Затем она грозно взглянула на меня. Очевидно, тему развивать не стоило.
Квартиру к нашему приезду подготовили: холодильник забили всем, что можно вообразить, застелили кровати, развесили полотенца на крючках, полили растения в горшках на балконе.
– Кто все это сделал? – спросила я Ричарда, пока он ждал лифт.
– В здании есть специальные люди. Вы их увидите.
Я кивнула. Что за люди? Работают ли они здесь постоянно? Поливают цветы и покупают рыбу людям, которых никогда не встречали? Они и дальше будут все делать или нам надо самим ходить на рынок? А где он и как до него добраться?
Словно прочитав мои мысли, Ричард сказал:
– В конце недели я пришлю водителя, который отвезет вас за покупками. – Затем он протянул мне хрустящую пачку банкнот. – Купишь все, что захочешь.
Я неуверенно потянулась за деньгами. Подарки от Ганьо обычно поступали мне через маму.
– Спасибо.
Я привезла с собой все сбережения, спрятав их в сумочке, и думала, как быть, когда деньги закончатся. Теперь Ричард давал мне целую пачку наличных. Интересно, на месяц? Хотелось знать, сколько и как часто будут давать денег, чтобы правильно распланировать бюджет. Однако я не стала тратить время на эти вопросы, а вновь спросила о муже, пользуясь маминым отсутствием.
– Он вернется на следующей неделе, – ответил Ричард.
– И приедет ко мне?
– Э-э, в некотором роде… Посмотрим. Пока отдыхай.
Он вошел в лифт и, обернувшись, широко улыбнулся. Я еще долго стояла перед серебристыми дверями. Опасения вновь затмили радость, как в день свадьбы. Вот бы Ганьо перестали секретничать, ограничиваясь крупицами информации, и наконец в подробностях объяснили мне происходящее. Мама, вероятно, не согласилась бы со мной, но, по-моему, им следовало заранее сообщить мне, что меня поселят отдельно от мужа. А вообще, он должен был сам мне все объяснить – в конце концов, я теперь его жена. Но нет, меня засунули в эту квартиру и вручили карманные деньги, как школьнице. И что теперь прикажете делать? Сидеть на месте, сложив ручки, и ждать у моря погоды?

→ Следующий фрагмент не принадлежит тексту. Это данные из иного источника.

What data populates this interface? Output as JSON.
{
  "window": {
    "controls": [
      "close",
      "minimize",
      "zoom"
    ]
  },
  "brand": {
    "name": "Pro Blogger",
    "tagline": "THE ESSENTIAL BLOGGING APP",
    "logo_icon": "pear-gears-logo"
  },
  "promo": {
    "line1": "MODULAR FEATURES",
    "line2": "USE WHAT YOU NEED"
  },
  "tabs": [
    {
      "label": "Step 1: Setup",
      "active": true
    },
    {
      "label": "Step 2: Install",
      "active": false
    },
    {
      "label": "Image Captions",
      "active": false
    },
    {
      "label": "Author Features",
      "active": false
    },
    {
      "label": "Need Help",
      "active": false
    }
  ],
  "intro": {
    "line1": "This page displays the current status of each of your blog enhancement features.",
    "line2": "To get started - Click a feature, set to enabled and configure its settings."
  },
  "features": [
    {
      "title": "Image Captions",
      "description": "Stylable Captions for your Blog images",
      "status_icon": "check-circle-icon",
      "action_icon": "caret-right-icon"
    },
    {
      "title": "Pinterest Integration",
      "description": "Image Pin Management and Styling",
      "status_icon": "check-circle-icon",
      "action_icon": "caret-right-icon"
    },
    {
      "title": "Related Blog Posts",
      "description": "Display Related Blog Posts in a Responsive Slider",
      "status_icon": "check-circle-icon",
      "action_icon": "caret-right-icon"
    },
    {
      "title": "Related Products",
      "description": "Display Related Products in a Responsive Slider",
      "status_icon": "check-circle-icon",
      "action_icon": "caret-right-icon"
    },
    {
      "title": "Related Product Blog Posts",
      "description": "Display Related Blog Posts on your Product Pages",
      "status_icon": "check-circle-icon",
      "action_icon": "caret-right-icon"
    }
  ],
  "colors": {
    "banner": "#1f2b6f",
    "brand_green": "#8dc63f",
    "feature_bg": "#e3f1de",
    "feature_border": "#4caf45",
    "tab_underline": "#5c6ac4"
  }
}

Мама рассердилась на меня, когда я поделилась с ней недовольством. Назвала меня неблагодарной и заявила, что не понимает, зачем я хочу все знать.
– Эликем Ганьо – твой муж. Разве этого не достаточно?
Раздраженная, я ушла в свою комнату и позвонила Мавуси.
– Не представляю, чтобы я вышла замуж и не жила с мужем в одном доме! По-моему, надо расспросить Ричарда, когда он придет в следующий раз, – встревожилась сестра.
– Сказала же, он ничего не объясняет, только юлит.
– Говори с ним твердо, и он поймет, как серьезно ты настроена. Пусть уяснят, что ты не какая-то девочка, которой можно помыкать.
– Ага, звучит все просто. Но вдруг тетушка разозлится, если узнает о моих расспросах? Что тогда?
– Хм-м…
– А я не пытаюсь устроить скандал, просто хочу разобраться. Как мне стать хорошей женой, если рядом нет мужа?
Мы с мамой постепенно привыкли к новому распорядку дня: ранний подъем не позднее шести, затем чистка и уборка каждого уголка в квартире. Я прогнала горничных, которые заявились на следующее утро после нашего приезда.
– Мы убираем все квартиры, мадам, – объяснила одна из них, но я оставалась непреклонной. У нас никогда не водилось слуг, даже при отце. Мне просто неуютно с чужими людьми. Кроме того, мы и сами справлялись.
– Может, Ганьо тебя проверяют, – сказала мама, волоча швабру по кухонному полу, в то время как я протирала окна синим раствором, который взяла у уборщиц.
– В смысле?
– Ну, хотят поглядеть, какая из тебя жена. Станешь ли сидеть, сложив ручки, пока другие за тобой ухаживают.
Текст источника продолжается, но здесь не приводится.